In the meantime, a rhetorical approach casting some people as victims and  others as villains is unproductive and stigmatizing.  As I tell my students it is the difference between drawing inferences about people in a large city based on the amount of addiction there.  Twenty years ago in that large city children going to school would have to walk past three or four drug dealers.  As a result urban addiction rates were much higher than rural addiction rates.  Now that the rural kids have to walk past as many drug dealers, people in rural settings are addicted to heroin and dying of overdoses.  Exposure to drugs rather then moral superiority is the limiting factor.

To do well in medicine a physician needs to have good probabilistic thinking.  A lot of that process is acquired rather than learned on a rote basis.  Errors in this decision making process are almost guaranteed, but the only real problem are the physicians who seem to error all of the time.  That turns out to be a minority of physicians.  I expect that this group has difficulty managing both the treatment probabilities and interpersonal dynamics required to treat chronic pain, recognize addiction and implement the appropriate interventions.

One thing is for sure journalists, politicians, law enforcement, and insurance companies do not do a better job than the majority of physicians.  It is a major mistake to think otherwise.        

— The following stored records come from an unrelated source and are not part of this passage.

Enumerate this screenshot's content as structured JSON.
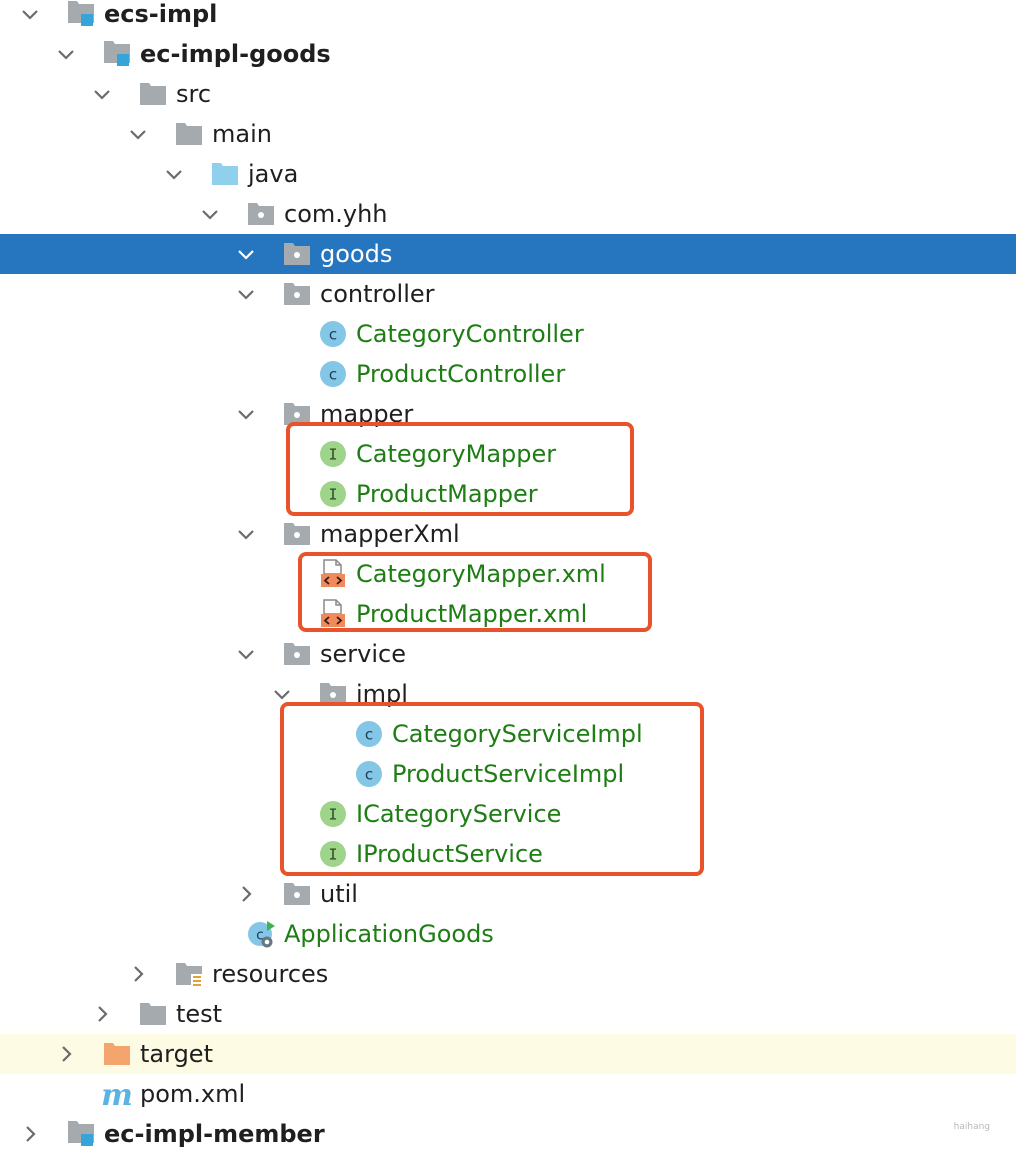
{
  "colors": {
    "selection": "#2675bf",
    "green_text": "#1e7d14",
    "excluded_bg": "#fdfbe3",
    "highlight_box": "#e8532b",
    "class_icon": "#84c6e6",
    "interface_icon": "#9fd58a",
    "folder_gray": "#a5aaaf",
    "source_folder": "#8fd0ec",
    "excluded_folder": "#f4a46d"
  },
  "tree": {
    "items": [
      {
        "label": "ecs-impl",
        "icon": "module-folder-icon",
        "chevron": "expanded",
        "bold": true
      },
      {
        "label": "ec-impl-goods",
        "icon": "module-folder-icon",
        "chevron": "expanded",
        "bold": true
      },
      {
        "label": "src",
        "icon": "folder-icon",
        "chevron": "expanded"
      },
      {
        "label": "main",
        "icon": "folder-icon",
        "chevron": "expanded"
      },
      {
        "label": "java",
        "icon": "source-folder-icon",
        "chevron": "expanded"
      },
      {
        "label": "com.yhh",
        "icon": "package-icon",
        "chevron": "expanded"
      },
      {
        "label": "goods",
        "icon": "package-icon",
        "chevron": "expanded",
        "selected": true
      },
      {
        "label": "controller",
        "icon": "package-icon",
        "chevron": "expanded"
      },
      {
        "label": "CategoryController",
        "icon": "class-icon"
      },
      {
        "label": "ProductController",
        "icon": "class-icon"
      },
      {
        "label": "mapper",
        "icon": "package-icon",
        "chevron": "expanded"
      },
      {
        "label": "CategoryMapper",
        "icon": "interface-icon"
      },
      {
        "label": "ProductMapper",
        "icon": "interface-icon"
      },
      {
        "label": "mapperXml",
        "icon": "package-icon",
        "chevron": "expanded"
      },
      {
        "label": "CategoryMapper.xml",
        "icon": "xml-file-icon"
      },
      {
        "label": "ProductMapper.xml",
        "icon": "xml-file-icon"
      },
      {
        "label": "service",
        "icon": "package-icon",
        "chevron": "expanded"
      },
      {
        "label": "impl",
        "icon": "package-icon",
        "chevron": "expanded"
      },
      {
        "label": "CategoryServiceImpl",
        "icon": "class-icon"
      },
      {
        "label": "ProductServiceImpl",
        "icon": "class-icon"
      },
      {
        "label": "ICategoryService",
        "icon": "interface-icon"
      },
      {
        "label": "IProductService",
        "icon": "interface-icon"
      },
      {
        "label": "util",
        "icon": "package-icon",
        "chevron": "collapsed"
      },
      {
        "label": "ApplicationGoods",
        "icon": "spring-boot-class-icon"
      },
      {
        "label": "resources",
        "icon": "resources-folder-icon",
        "chevron": "collapsed"
      },
      {
        "label": "test",
        "icon": "folder-icon",
        "chevron": "collapsed"
      },
      {
        "label": "target",
        "icon": "excluded-folder-icon",
        "chevron": "collapsed",
        "excluded": true
      },
      {
        "label": "pom.xml",
        "icon": "maven-icon"
      },
      {
        "label": "ec-impl-member",
        "icon": "module-folder-icon",
        "chevron": "collapsed",
        "bold": true
      }
    ]
  },
  "watermark": "haihang"
}
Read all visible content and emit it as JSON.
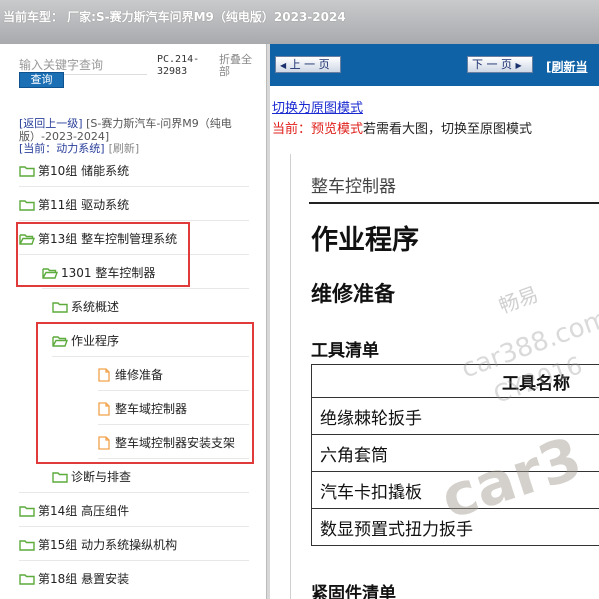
{
  "header": {
    "title": "当前车型：  厂家:S-赛力斯汽车问界M9（纯电版）2023-2024"
  },
  "sidebar": {
    "search_placeholder": "输入关键字查询",
    "search_button": "查询",
    "pc_info": "PC.214-\n32983",
    "fold_all": "折叠全部",
    "back_link": "[返回上一级]",
    "back_model": "[S-赛力斯汽车-问界M9（纯电版）-2023-2024]",
    "current_label": "[当前：动力系统]",
    "refresh": "[刷新]",
    "tree": [
      {
        "label": "第10组 储能系统",
        "type": "folder"
      },
      {
        "label": "第11组 驱动系统",
        "type": "folder"
      },
      {
        "label": "第13组 整车控制管理系统",
        "type": "folder-open"
      },
      {
        "label": "1301 整车控制器",
        "type": "folder-open"
      },
      {
        "label": "系统概述",
        "type": "folder"
      },
      {
        "label": "作业程序",
        "type": "folder-open"
      },
      {
        "label": "维修准备",
        "type": "doc"
      },
      {
        "label": "整车域控制器",
        "type": "doc"
      },
      {
        "label": "整车域控制器安装支架",
        "type": "doc"
      },
      {
        "label": "诊断与排查",
        "type": "folder"
      },
      {
        "label": "第14组 高压组件",
        "type": "folder"
      },
      {
        "label": "第15组 动力系统操纵机构",
        "type": "folder"
      },
      {
        "label": "第18组 悬置安装",
        "type": "folder"
      }
    ]
  },
  "toolbar": {
    "prev_page": "上 一 页",
    "next_page": "下 一 页",
    "refresh_page": "[刷新当"
  },
  "content": {
    "switch_link": "切换为原图模式",
    "mode_current": "当前：",
    "mode_name": "预览模式",
    "mode_hint": "若需看大图，切换至原图模式",
    "doc_title": "整车控制器",
    "h1": "作业程序",
    "h2": "维修准备",
    "tools_heading": "工具清单",
    "tools_column": "工具名称",
    "tools": [
      "绝缘棘轮扳手",
      "六角套筒",
      "汽车卡扣撬板",
      "数显预置式扭力扳手"
    ],
    "fasteners_heading": "紧固件清单"
  },
  "watermark": {
    "line1": "畅易",
    "line2": "car388.com",
    "line3": "CY2016",
    "big": "car3"
  },
  "colors": {
    "accent_blue": "#1062a6",
    "highlight_red": "#e03a3a",
    "folder_green": "#5cab3c",
    "doc_orange": "#f2a24b"
  }
}
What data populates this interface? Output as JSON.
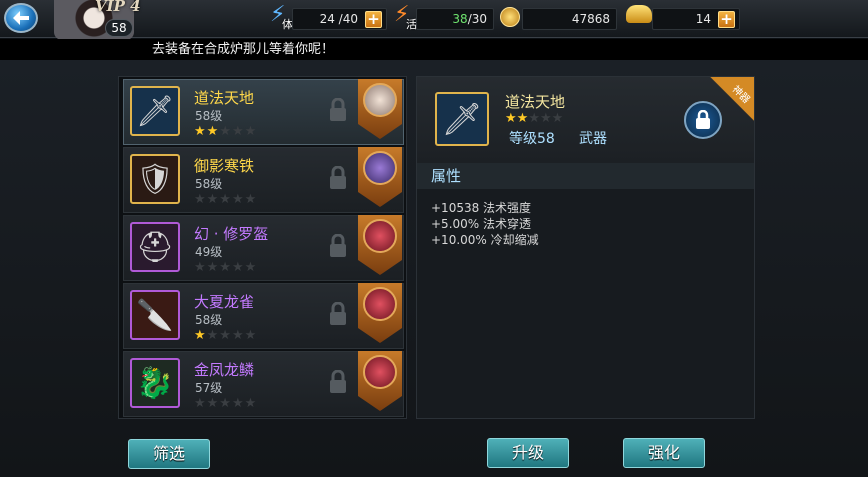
{
  "header": {
    "vip": "VIP 4",
    "level": "58",
    "stamina": {
      "icon": "lightning-icon",
      "label": "体",
      "value": "24 /40"
    },
    "activity": {
      "icon": "flame-icon",
      "label": "活",
      "value_current": "38",
      "value_total": "/30"
    },
    "coins": {
      "icon": "coin-icon",
      "value": "47868"
    },
    "gold": {
      "icon": "gold-ingot-icon",
      "value": "14"
    },
    "plus": "+"
  },
  "marquee": "去装备在合成炉那儿等着你呢！",
  "items": [
    {
      "name": "道法天地",
      "level": "58级",
      "stars": 2,
      "name_color": "#ffd84a",
      "icon": "sword-icon"
    },
    {
      "name": "御影寒铁",
      "level": "58级",
      "stars": 0,
      "name_color": "#ffd84a",
      "icon": "armor-icon"
    },
    {
      "name": "幻 · 修罗盔",
      "level": "49级",
      "stars": 0,
      "name_color": "#c37aff",
      "icon": "helmet-icon"
    },
    {
      "name": "大夏龙雀",
      "level": "58级",
      "stars": 1,
      "name_color": "#c37aff",
      "icon": "blade-icon"
    },
    {
      "name": "金凤龙鳞",
      "level": "57级",
      "stars": 0,
      "name_color": "#c37aff",
      "icon": "scale-armor-icon"
    }
  ],
  "detail": {
    "tag": "神器",
    "name": "道法天地",
    "stars": 2,
    "level": "等级58",
    "type": "武器",
    "attr_title": "属性",
    "attrs": [
      "+10538 法术强度",
      "+5.00% 法术穿透",
      "+10.00% 冷却缩减"
    ]
  },
  "buttons": {
    "filter": "筛选",
    "upgrade": "升级",
    "enhance": "强化"
  },
  "colors": {
    "accent": "#4fb0b8",
    "star": "#ffc926",
    "gold_name": "#ffd84a",
    "purple_name": "#c37aff"
  }
}
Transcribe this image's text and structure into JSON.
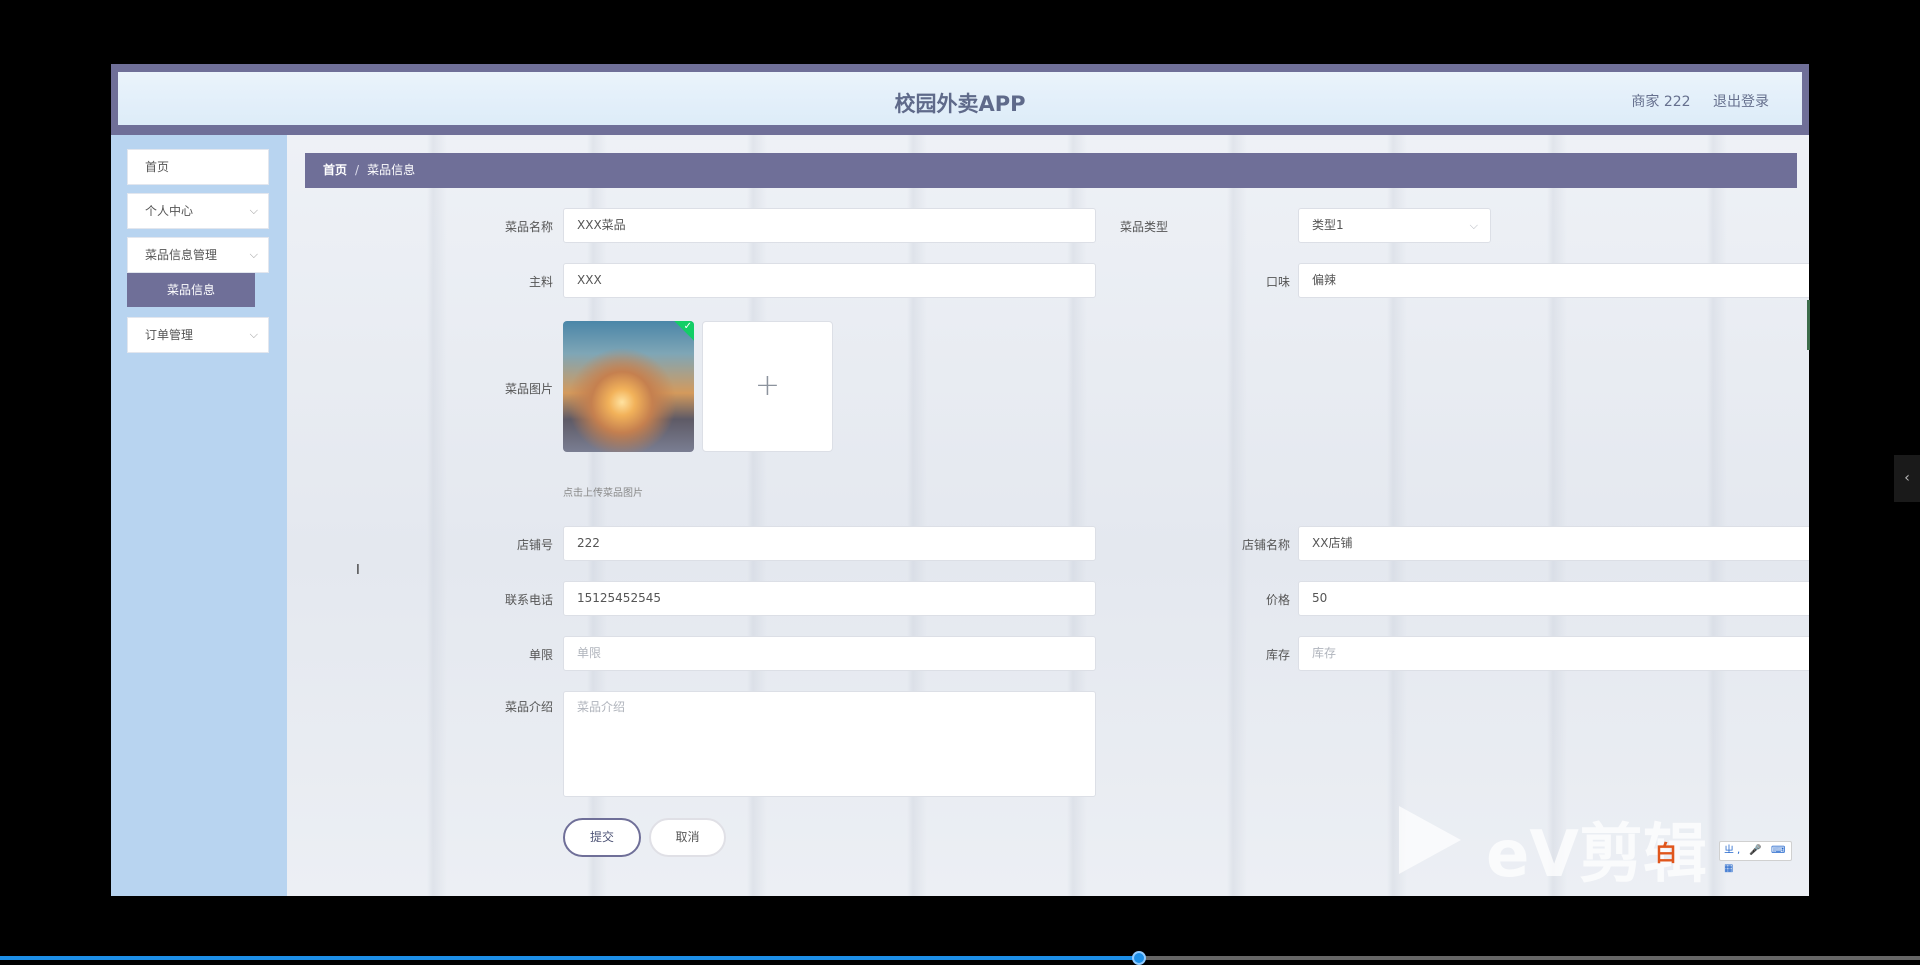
{
  "header": {
    "title": "校园外卖APP",
    "user": "商家 222",
    "logout": "退出登录"
  },
  "sidebar": {
    "items": [
      {
        "label": "首页"
      },
      {
        "label": "个人中心",
        "chevron": "⌵"
      },
      {
        "label": "菜品信息管理",
        "chevron": "⌵"
      },
      {
        "label": "订单管理",
        "chevron": "⌵"
      }
    ],
    "sub_active": "菜品信息"
  },
  "breadcrumb": {
    "home": "首页",
    "sep": "/",
    "current": "菜品信息"
  },
  "form": {
    "dish_name": {
      "label": "菜品名称",
      "value": "XXX菜品"
    },
    "dish_type": {
      "label": "菜品类型",
      "value": "类型1",
      "chevron": "⌵"
    },
    "main_ingredient": {
      "label": "主料",
      "value": "XXX"
    },
    "flavor": {
      "label": "口味",
      "value": "偏辣"
    },
    "image": {
      "label": "菜品图片",
      "upload_icon": "+",
      "hint": "点击上传菜品图片",
      "check_icon": "✓"
    },
    "shop_no": {
      "label": "店铺号",
      "value": "222"
    },
    "shop_name": {
      "label": "店铺名称",
      "value": "XX店铺"
    },
    "phone": {
      "label": "联系电话",
      "value": "15125452545"
    },
    "price": {
      "label": "价格",
      "value": "50",
      "clear_icon": "⊗"
    },
    "limit": {
      "label": "单限",
      "placeholder": "单限"
    },
    "stock": {
      "label": "库存",
      "placeholder": "库存"
    },
    "intro": {
      "label": "菜品介绍",
      "placeholder": "菜品介绍"
    },
    "submit": "提交",
    "cancel": "取消"
  },
  "overlay": {
    "watermark": "eV剪辑",
    "ime_logo": "白",
    "ime_tools": "ㄓ, 🎤 ⌨ ▦",
    "side_tab_icon": "‹",
    "cursor_icon": "I",
    "video_progress": 0.593
  },
  "colors": {
    "accent": "#6f6f98",
    "sidebar": "#b8d4f0",
    "success": "#13ce66"
  }
}
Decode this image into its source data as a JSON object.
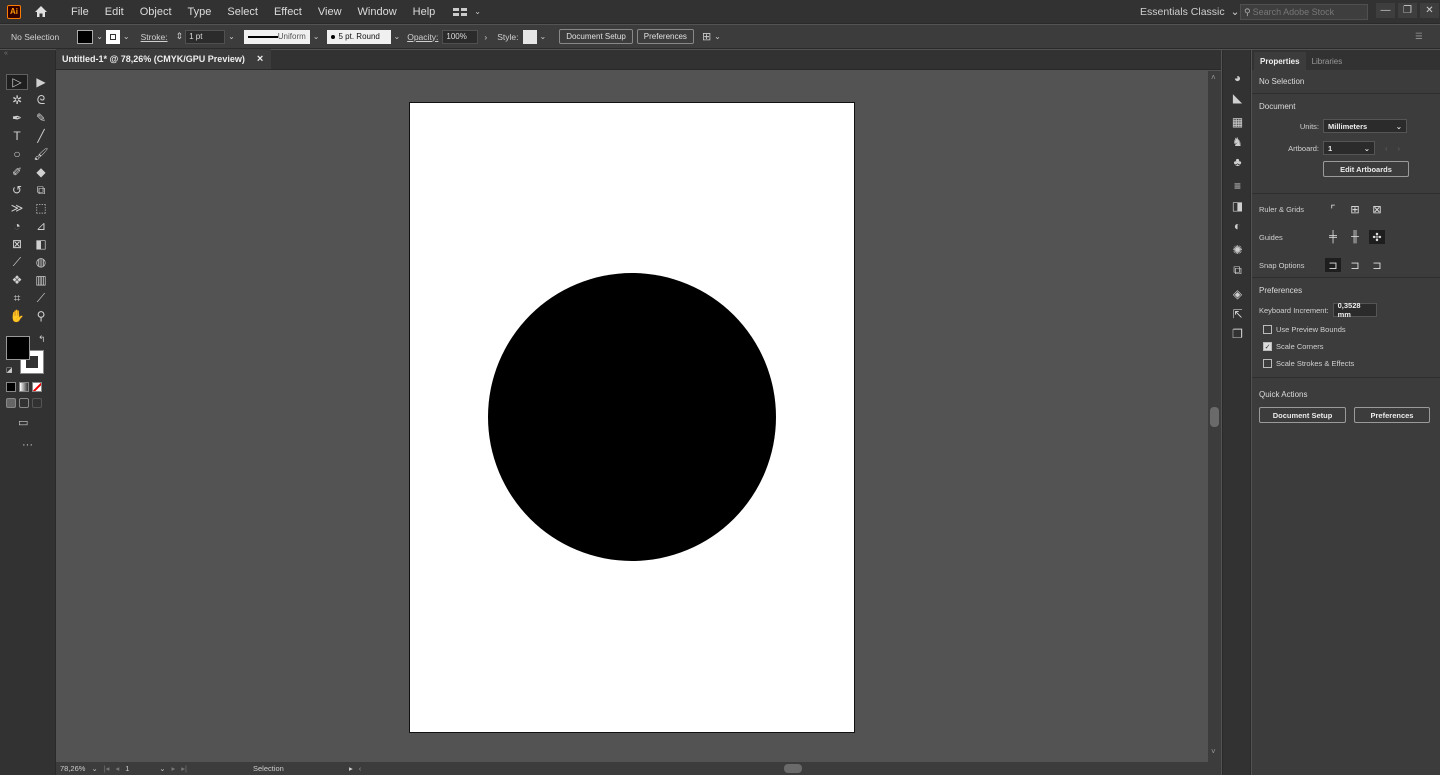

George Dawson, MD, DFAPA    


Graphic is supposed to indicate that only a physicians with direct responsibility to the patient can appreciate the complexity of the situation especially when it comes to the nuances of addiction and chronic pain treatment.  It should be apparent that complexity can not be captured by rating scales.


Eyeball graphic is from Shutterstock "Untitled" per their standard agreement.


  1. The patient should decide what they put in their body. The physician should not be the gatekeeper. Opioids should be sold over-the-counter like more addictive tobacco and more lethal alcohol.

    1. There is no gate keeping involved when 40% of the population is susceptible to overuse and and they live in a culture that promotes substance use. My usual previous statements about the high acute toxicity of opioids apply. There are no large comparison groups for the legality of chronic use like alcohol and tobacco. You die acutely or at a rate of about 3-5% per year or you get sober.